Autism in Women: Why Is Diagnosis So Often Delayed?
- Florence DEMOURANT
- 6 juin
- 3 min de lecture
For many women, an autism diagnosis comes late—sometimes in their 30s, 40s, or even 50s. Yet the "symptoms" were present from early childhood. This delay doesn’t necessarily reflect a fundamentally different “female autism”, but rather a society that interprets female behaviour differently.
This gendered, normative and often unconscious gaze plays a powerful role in the erasure of autistic profiles in women.
We explore three key factors that explain this phenomenon: social camouflaging, gendered pressure from early childhood, and medical misogyny.
1. Social Camouflaging: An Invisible Yet Exhausting Mechanism
Many autistic women develop camouflaging strategies early on—observing, mimicking, copying expected behaviours. This is not spontaneous socialising; it is constant performance.
They literally learn to "act" sociability. They rehearse what to say, force eye contact, smile at the right moment. It may look like effortless interaction—but the emotional and cognitive cost is immense.
A study by Lai et al. (2017) showed that autistic women score significantly higher on camouflaging than autistic men, directly contributing to delayed diagnosis (Nature Communications).
The more effective the camouflage, the more disorienting it becomes for others when autism is suggested: “But she talks fine,”, “She has friends.” Behind the façade, however, lies exhaustion, chronic anxiety, and sometimes a total collapse when the strategy no longer holds.
2. Gendered Conformity from Childhood: A Socially Enforced Filter
In the 1990s and 2000s, young girls were still strongly encouraged to conform, please, and not make trouble. Behaviour considered “appropriate” (sitting still, smiling, listening) often masked signs of atypical development.
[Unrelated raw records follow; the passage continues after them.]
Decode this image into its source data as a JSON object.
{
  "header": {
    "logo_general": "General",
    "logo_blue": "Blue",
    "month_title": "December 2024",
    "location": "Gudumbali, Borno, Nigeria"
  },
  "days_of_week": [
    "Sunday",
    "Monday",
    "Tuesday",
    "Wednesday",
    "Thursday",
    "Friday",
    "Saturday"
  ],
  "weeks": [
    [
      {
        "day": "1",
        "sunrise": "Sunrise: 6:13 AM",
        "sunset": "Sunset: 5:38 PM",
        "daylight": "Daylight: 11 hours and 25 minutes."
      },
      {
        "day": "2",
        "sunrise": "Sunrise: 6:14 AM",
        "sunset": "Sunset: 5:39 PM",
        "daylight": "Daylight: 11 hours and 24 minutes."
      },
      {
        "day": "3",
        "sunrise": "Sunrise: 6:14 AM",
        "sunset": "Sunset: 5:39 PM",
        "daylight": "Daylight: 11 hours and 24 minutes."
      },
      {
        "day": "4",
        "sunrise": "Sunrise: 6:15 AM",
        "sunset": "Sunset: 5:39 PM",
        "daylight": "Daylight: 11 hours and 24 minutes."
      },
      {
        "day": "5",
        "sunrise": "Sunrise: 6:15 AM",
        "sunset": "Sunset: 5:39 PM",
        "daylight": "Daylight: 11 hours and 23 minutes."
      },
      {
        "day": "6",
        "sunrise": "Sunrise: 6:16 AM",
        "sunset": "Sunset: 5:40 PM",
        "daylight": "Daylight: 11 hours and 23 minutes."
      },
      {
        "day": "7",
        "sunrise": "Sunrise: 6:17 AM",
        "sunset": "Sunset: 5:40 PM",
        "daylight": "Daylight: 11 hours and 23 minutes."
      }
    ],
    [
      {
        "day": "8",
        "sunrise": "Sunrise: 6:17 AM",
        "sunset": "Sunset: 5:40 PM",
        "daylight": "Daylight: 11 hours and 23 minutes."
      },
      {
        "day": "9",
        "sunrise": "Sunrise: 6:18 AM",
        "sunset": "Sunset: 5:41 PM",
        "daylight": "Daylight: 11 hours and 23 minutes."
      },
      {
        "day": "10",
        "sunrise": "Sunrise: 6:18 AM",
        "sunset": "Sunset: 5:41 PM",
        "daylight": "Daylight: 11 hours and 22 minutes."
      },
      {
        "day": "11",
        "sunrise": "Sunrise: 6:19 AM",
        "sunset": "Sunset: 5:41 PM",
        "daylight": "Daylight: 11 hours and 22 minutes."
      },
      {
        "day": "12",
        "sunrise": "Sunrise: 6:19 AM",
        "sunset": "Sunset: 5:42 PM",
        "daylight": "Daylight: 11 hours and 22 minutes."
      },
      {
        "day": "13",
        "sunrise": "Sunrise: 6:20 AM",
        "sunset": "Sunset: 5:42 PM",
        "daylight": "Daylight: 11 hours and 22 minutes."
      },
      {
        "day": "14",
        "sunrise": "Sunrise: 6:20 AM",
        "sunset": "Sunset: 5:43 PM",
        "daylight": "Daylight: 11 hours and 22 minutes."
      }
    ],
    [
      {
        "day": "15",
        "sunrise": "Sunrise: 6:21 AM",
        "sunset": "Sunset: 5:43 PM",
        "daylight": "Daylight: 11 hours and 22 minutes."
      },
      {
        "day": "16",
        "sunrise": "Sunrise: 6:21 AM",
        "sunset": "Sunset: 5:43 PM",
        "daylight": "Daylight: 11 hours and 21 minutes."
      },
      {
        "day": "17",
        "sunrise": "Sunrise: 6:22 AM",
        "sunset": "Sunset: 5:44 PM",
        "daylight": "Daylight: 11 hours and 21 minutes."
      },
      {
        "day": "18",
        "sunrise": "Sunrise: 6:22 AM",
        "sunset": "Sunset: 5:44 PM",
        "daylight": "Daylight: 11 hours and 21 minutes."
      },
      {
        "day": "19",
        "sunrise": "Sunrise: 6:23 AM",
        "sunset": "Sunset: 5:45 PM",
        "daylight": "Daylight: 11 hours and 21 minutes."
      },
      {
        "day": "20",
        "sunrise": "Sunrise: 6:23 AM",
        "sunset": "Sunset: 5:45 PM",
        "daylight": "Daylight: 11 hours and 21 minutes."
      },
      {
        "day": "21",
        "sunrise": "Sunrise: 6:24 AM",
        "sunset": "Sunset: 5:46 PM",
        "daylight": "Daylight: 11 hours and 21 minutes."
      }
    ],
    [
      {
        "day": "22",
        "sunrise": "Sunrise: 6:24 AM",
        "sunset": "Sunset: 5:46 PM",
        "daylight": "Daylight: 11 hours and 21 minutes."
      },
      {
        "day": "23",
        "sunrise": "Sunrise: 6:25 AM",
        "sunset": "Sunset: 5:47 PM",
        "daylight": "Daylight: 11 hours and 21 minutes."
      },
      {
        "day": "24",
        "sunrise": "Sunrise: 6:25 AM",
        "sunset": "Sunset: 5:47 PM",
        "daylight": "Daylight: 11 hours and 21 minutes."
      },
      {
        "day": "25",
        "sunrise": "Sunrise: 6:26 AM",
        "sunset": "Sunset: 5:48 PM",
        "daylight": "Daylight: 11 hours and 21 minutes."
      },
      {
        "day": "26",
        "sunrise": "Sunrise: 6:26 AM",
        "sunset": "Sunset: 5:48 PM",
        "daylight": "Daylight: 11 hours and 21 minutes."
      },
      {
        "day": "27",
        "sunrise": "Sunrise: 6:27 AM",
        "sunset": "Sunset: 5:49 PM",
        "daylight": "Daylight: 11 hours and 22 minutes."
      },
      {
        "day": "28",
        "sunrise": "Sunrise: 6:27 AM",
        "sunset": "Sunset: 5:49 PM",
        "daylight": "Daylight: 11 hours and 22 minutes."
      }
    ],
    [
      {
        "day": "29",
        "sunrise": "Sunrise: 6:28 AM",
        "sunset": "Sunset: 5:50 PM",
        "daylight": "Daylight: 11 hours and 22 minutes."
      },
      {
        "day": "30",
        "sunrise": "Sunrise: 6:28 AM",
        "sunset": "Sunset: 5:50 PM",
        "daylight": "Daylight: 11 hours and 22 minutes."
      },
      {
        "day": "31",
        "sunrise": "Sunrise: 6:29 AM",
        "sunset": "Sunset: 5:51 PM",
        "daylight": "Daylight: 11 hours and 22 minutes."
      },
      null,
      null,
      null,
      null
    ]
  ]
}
As early as primary school, girls receive 2–3 times more positive behavioural feedback for being calm, quiet, and invisible, while boys are more often excused for impulsive or disruptive behaviour (Baillargeon et al., 2011; Developmental Psychology).
An autistic girl who avoids group games, remains in her own world, or fixates on a specific interest isn’t seen as “different”—she’s seen as well-behaved. Her maturity and independence are praised, though in reality they often reflect isolation and social withdrawal.
3. Medical Misogyny: A Structural Delay in Recognition
The medical world still struggles to recognise female suffering. And this sexist bias deeply affects mental health—and not only that.
In cardiology, women wait 15 to 30 minutes longer than men on average for emergency treatment when presenting with chest pain (Canto et al., 2000; Safdar et al., 2014).
If even a life-threatening emergency is taken less seriously in women, how can we expect a neurodevelopmental condition—subtle and complex—to be recognised?
Medical models are based on male-centric diagnostic criteria. Early clinical studies on autism were conducted almost exclusively on boys (Kanner, 1943; Asperger, 1944). The standard profile is biased from its foundation.
The result? A woman may spend years misdiagnosed—with depression, anxiety, or borderline personality disorder—without anyone considering autism.
It’s Not “Female Autism” That’s Different—It’s How Women Are Viewed
Autistic women are not outliers among autistic people. They are simply perceived through the social filter of gendered expectations.
They are expected to be polite, empathetic, quiet, adaptable. So when they retreat, observe, or isolate—it goes unnoticed. When they mask, it’s praised. When they burn out, it’s pathologised… but rarely seen as autistic.
It is urgent that we revise our framework—and stop searching for a mythical "female autism phenotype". It’s not hidden. It is made invisible through social conditioning, through systemic misogyny—not by neurological difference.
📚 Selected Bibliography
Lai, M.-C., Lombardo, M. V., Ruigrok, A. N. V. et al. (2017). Quantifying and exploring camouflaging in men and women with autism. Nature Communications.
Hull, L. et al. (2020). Development and validation of the Camouflaging Autistic Traits Questionnaire (CAT-Q). Journal of Autism and Developmental Disorders.
Baillargeon, R. et al. (2011). Differential expectations based on gender in early childhood classrooms. Developmental Psychology.
Canto, J. G. et al. (2000). The Paradoxical Gender Differences in Mortality in Patients With Acute Myocardial Infarction. New England Journal of Medicine.
Safdar, B. et al. (2014). Gender Disparities in Pain Management of Emergency Department Patients With Acute Abdominal Pain. Academic Emergency Medicine.
Bargiela, S., Steward, R., Mandy, W. (2016). The experiences of late-diagnosed women with autism spectrum conditions: An investigation of the female autism phenotype. Journal of Autism and Developmental Disorders.